The working world is changing. As new technologies create new opportunities, innovative thinkers have taken advantage of these evolving trends to transform the way they earn a living. One of the most striking examples is the rise of the digital nomad.
Realizing that “working from home” can translate (with some imagination) into “working from Thailand,” digital nomads spend months at a time traveling the globe while working remotely. It’s an attractive proposition, and many dream of learning how to become a digital nomad in order to follow in their footsteps.
It’s easy to see why. Insecure work is one of the things that plagues Millennials, with the drift towards more freelance work and temporary contracts meaning that it’s hard to guarantee an income. Simultaneously, a 24-hour working culture – borne from technology ensuring that we are logged in for every 3am email – can lead to burnout when work is steady and available.
Digital nomads have taken these trends and used them to their advantage, with the flexible nature of freelance work and the technological capability to conducts meetings, interviews and pitches from anywhere helping them form a new lifestyle.
It’s a lifestyle to envy, with palm-fringed beaches, adventures through jungles and tours around ancient cities defining the experiences of these loose-footed wanderers. Not being tied to an office every weekday (or even a particular location) is something most people find deeply appealing, and using remote working to facilitate a travel lifestyle isn’t the unachievable prospect it may seem.

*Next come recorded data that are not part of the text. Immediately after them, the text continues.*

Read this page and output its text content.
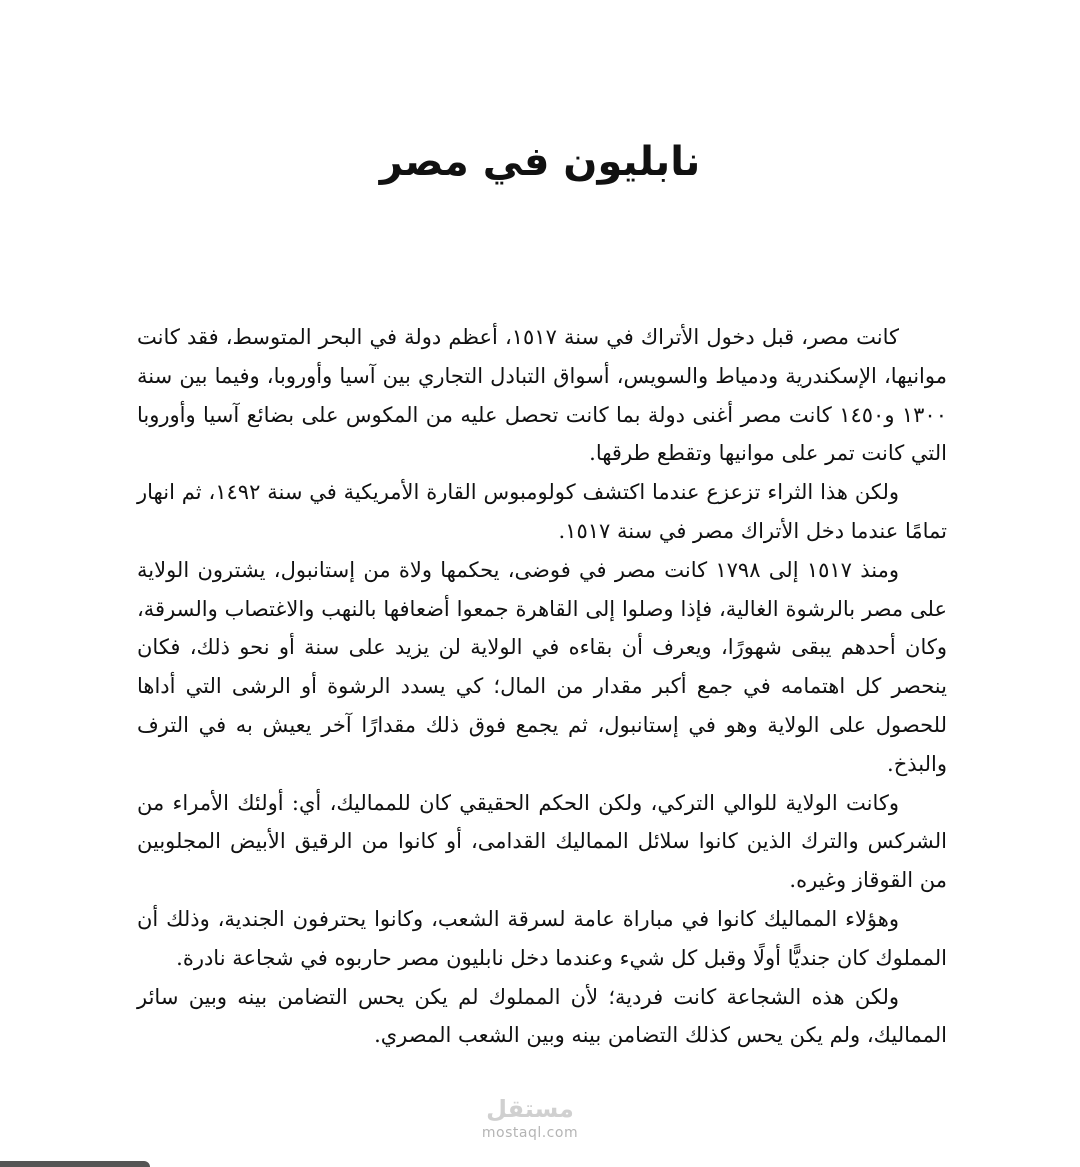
نابليون في مصر

كانت مصر، قبل دخول الأتراك في سنة ١٥١٧، أعظم دولة في البحر المتوسط، فقد كانت موانيها، الإسكندرية ودمياط والسويس، أسواق التبادل التجاري بين آسيا وأوروبا، وفيما بين سنة ١٣٠٠ و١٤٥٠ كانت مصر أغنى دولة بما كانت تحصل عليه من المكوس على بضائع آسيا وأوروبا التي كانت تمر على موانيها وتقطع طرقها.

ولكن هذا الثراء تزعزع عندما اكتشف كولومبوس القارة الأمريكية في سنة ١٤٩٢، ثم انهار تمامًا عندما دخل الأتراك مصر في سنة ١٥١٧.

ومنذ ١٥١٧ إلى ١٧٩٨ كانت مصر في فوضى، يحكمها ولاة من إستانبول، يشترون الولاية على مصر بالرشوة الغالية، فإذا وصلوا إلى القاهرة جمعوا أضعافها بالنهب والاغتصاب والسرقة، وكان أحدهم يبقى شهورًا، ويعرف أن بقاءه في الولاية لن يزيد على سنة أو نحو ذلك، فكان ينحصر كل اهتمامه في جمع أكبر مقدار من المال؛ كي يسدد الرشوة أو الرشى التي أداها للحصول على الولاية وهو في إستانبول، ثم يجمع فوق ذلك مقدارًا آخر يعيش به في الترف والبذخ.

وكانت الولاية للوالي التركي، ولكن الحكم الحقيقي كان للمماليك، أي: أولئك الأمراء من الشركس والترك الذين كانوا سلائل المماليك القدامى، أو كانوا من الرقيق الأبيض المجلوبين من القوقاز وغيره.

وهؤلاء المماليك كانوا في مباراة عامة لسرقة الشعب، وكانوا يحترفون الجندية، وذلك أن المملوك كان جنديًّا أولًا وقبل كل شيء وعندما دخل نابليون مصر حاربوه في شجاعة نادرة.

ولكن هذه الشجاعة كانت فردية؛ لأن المملوك لم يكن يحس التضامن بينه وبين سائر المماليك، ولم يكن يحس كذلك التضامن بينه وبين الشعب المصري.

مستقل
mostaql.com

Becoming a Digital Nomad Takes Planning
While most people’s picture of a worry-free existence leisurely seeing the world may be quite at odds with the idea of detailed preparation, it’s pretty likely that this is going to be essential in order to make a success of the digital nomad lifestyle. While some exceptionally brave and lucky people might make it simply by setting off and playing it by ear, the majority will have to think ahead.
This could mean convincing your employer that you can work from home, and if you can work from home, that you can also work from the other side of the world. It may mean upskilling and taking the plunge to go freelance, or if you already are freelancing considering the impact on your clients.

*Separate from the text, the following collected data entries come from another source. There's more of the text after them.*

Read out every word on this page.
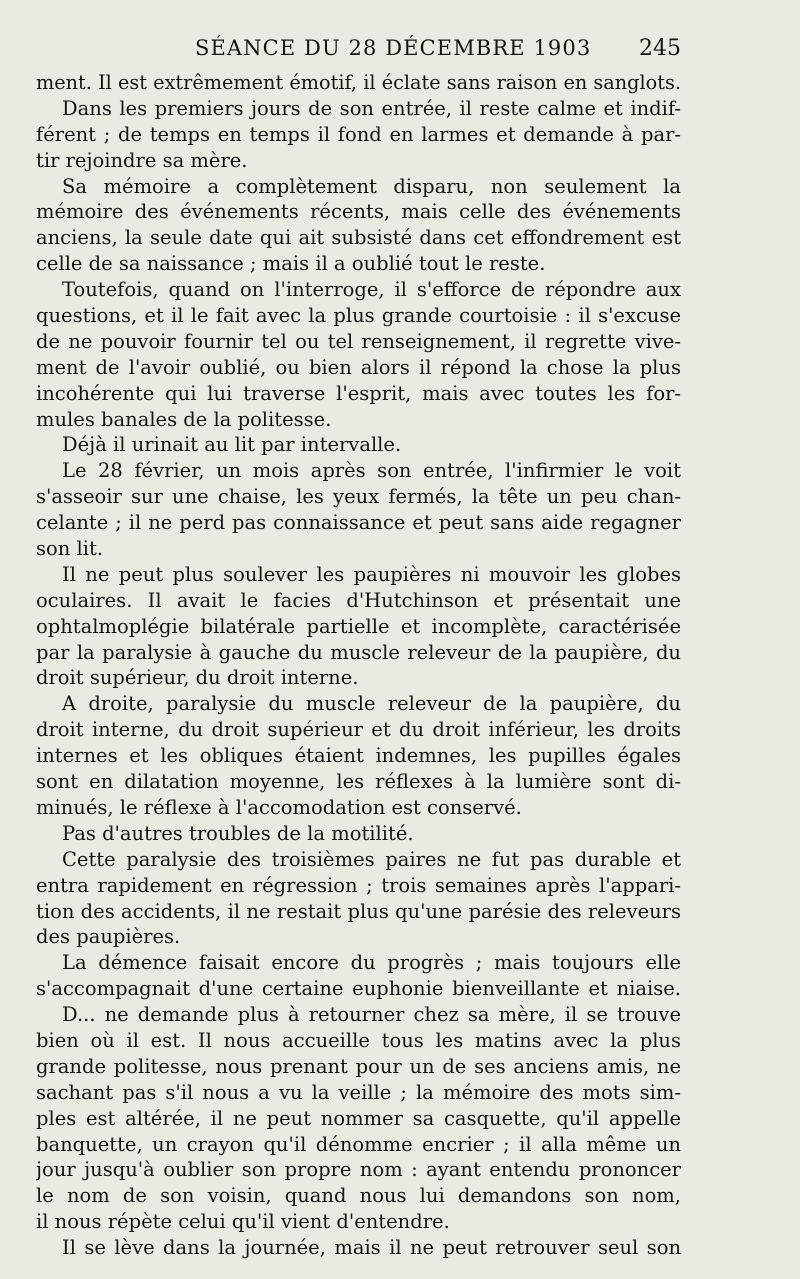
SÉANCE DU 28 DÉCEMBRE 1903 245
ment. Il est extrêmement émotif, il éclate sans raison en sanglots.
Dans les premiers jours de son entrée, il reste calme et indif-
férent ; de temps en temps il fond en larmes et demande à par-
tir rejoindre sa mère.
Sa mémoire a complètement disparu, non seulement la
mémoire des événements récents, mais celle des événements
anciens, la seule date qui ait subsisté dans cet effondrement est
celle de sa naissance ; mais il a oublié tout le reste.
Toutefois, quand on l'interroge, il s'efforce de répondre aux
questions, et il le fait avec la plus grande courtoisie : il s'excuse
de ne pouvoir fournir tel ou tel renseignement, il regrette vive-
ment de l'avoir oublié, ou bien alors il répond la chose la plus
incohérente qui lui traverse l'esprit, mais avec toutes les for-
mules banales de la politesse.
Déjà il urinait au lit par intervalle.
Le 28 février, un mois après son entrée, l'infirmier le voit
s'asseoir sur une chaise, les yeux fermés, la tête un peu chan-
celante ; il ne perd pas connaissance et peut sans aide regagner
son lit.
Il ne peut plus soulever les paupières ni mouvoir les globes
oculaires. Il avait le facies d'Hutchinson et présentait une
ophtalmoplégie bilatérale partielle et incomplète, caractérisée
par la paralysie à gauche du muscle releveur de la paupière, du
droit supérieur, du droit interne.
A droite, paralysie du muscle releveur de la paupière, du
droit interne, du droit supérieur et du droit inférieur, les droits
internes et les obliques étaient indemnes, les pupilles égales
sont en dilatation moyenne, les réflexes à la lumière sont di-
minués, le réflexe à l'accomodation est conservé.
Pas d'autres troubles de la motilité.
Cette paralysie des troisièmes paires ne fut pas durable et
entra rapidement en régression ; trois semaines après l'appari-
tion des accidents, il ne restait plus qu'une parésie des releveurs
des paupières.
La démence faisait encore du progrès ; mais toujours elle
s'accompagnait d'une certaine euphonie bienveillante et niaise.
D... ne demande plus à retourner chez sa mère, il se trouve
bien où il est. Il nous accueille tous les matins avec la plus
grande politesse, nous prenant pour un de ses anciens amis, ne
sachant pas s'il nous a vu la veille ; la mémoire des mots sim-
ples est altérée, il ne peut nommer sa casquette, qu'il appelle
banquette, un crayon qu'il dénomme encrier ; il alla même un
jour jusqu'à oublier son propre nom : ayant entendu prononcer
le nom de son voisin, quand nous lui demandons son nom,
il nous répète celui qu'il vient d'entendre.
Il se lève dans la journée, mais il ne peut retrouver seul son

The presence of a beautiful tropical beach outside your window won’t make your work commitments any less real, so knowing how and when you’ll deal with these things could make or break your plans.
Digital nomad hubs – such as those that are found in Bali, Chang Mai and European freelance communities – can provide good places to settle for a few weeks or months as you get your head round your new life. You’ll also have to ensure that wherever you’re heading has a good Wi-Fi connection, and whether there’s another close by if that should fail you.
Where Will You Stay?
The aforementioned hubs such as Hubud in Bali provide a great working space, and perhaps even more importantly a chance to meet likeminded travellers from all over the world. They will even help you find a home, something that could come in very useful if you feel inexperienced or intimidated by the move.
Away from communities such as this – which are unfortunately still fairly few and far between – there are a myriad of options to consider as you hop from country to country. You could book a hostel (which are often complete with internet access) in order to keep your costs down, or even sign up to house sitting or couch-surfing websites for accommodation that is completely free. Renting locally could also work if your income is secure, and you plan to stay in an area for a while.
The digital nomad lifestyle isn’t only the preserve of the budget traveller, however. At the other end of the scale there’s a small set of wealthy wanderers who also work while they travel, such as location independent entrepreneur Mark Manson. If your one of those people who have the budget to support it, schemes such as The Hideaways Club cater to this market, giving you access to luxury holiday homes all over the world.
Whatever you choose, access to the Internet will be vital, as will a space where you’ll be able to concentrate on work. Perhaps unsurprisingly, digital nomads often report that the temptation to put off work and do other things is particularly intense for them, so a place where you can minimize distractions will come in useful when you really need to get stuff done.
Pragmatism and Practicalities
If you want to become a digital nomad, there will be practical considerations to think about alongside all the visions of sun-drenched wandering. It can be just as easy to mismanage your work/life balance somewhere beautiful and far-away as it is in your home town, and the last thing you’ll want is to find yourself working constantly and never seeing any of the places you visit.
This means setting strict work times, scheduling calls in blocks so you aren’t being contacted by clients at all hours, and avoiding procrastination so you can stop working exactly when you planned to.
Time difference will be a factor, so adding the World Clock to your Google Calendar will be essential, and you may find yourself conducting meetings at odd hours on occasion. This may also make your schedule idiosyncratic (very early mornings, a long break, and a few hours in the evening, for example) and subject to change, so if you may want to start by traveling to a place where the time difference isn’t too drastic, if only to ease you in.
There’s also blogs from pioneers of this lifestyle that will help you find out how to become a digital nomad, such as Making it Anywhere. These can give you a real insight into the reality of living this way before you decide whether you really want to set off on your adventure. As much as it’s characterised by freedom, working remotely and constantly travelling takes real commitment, and a willingness to stick it out when the challenges of becoming location independent arise. But with a dream way of life on offer, you could find that facing these challenges is well worth doing.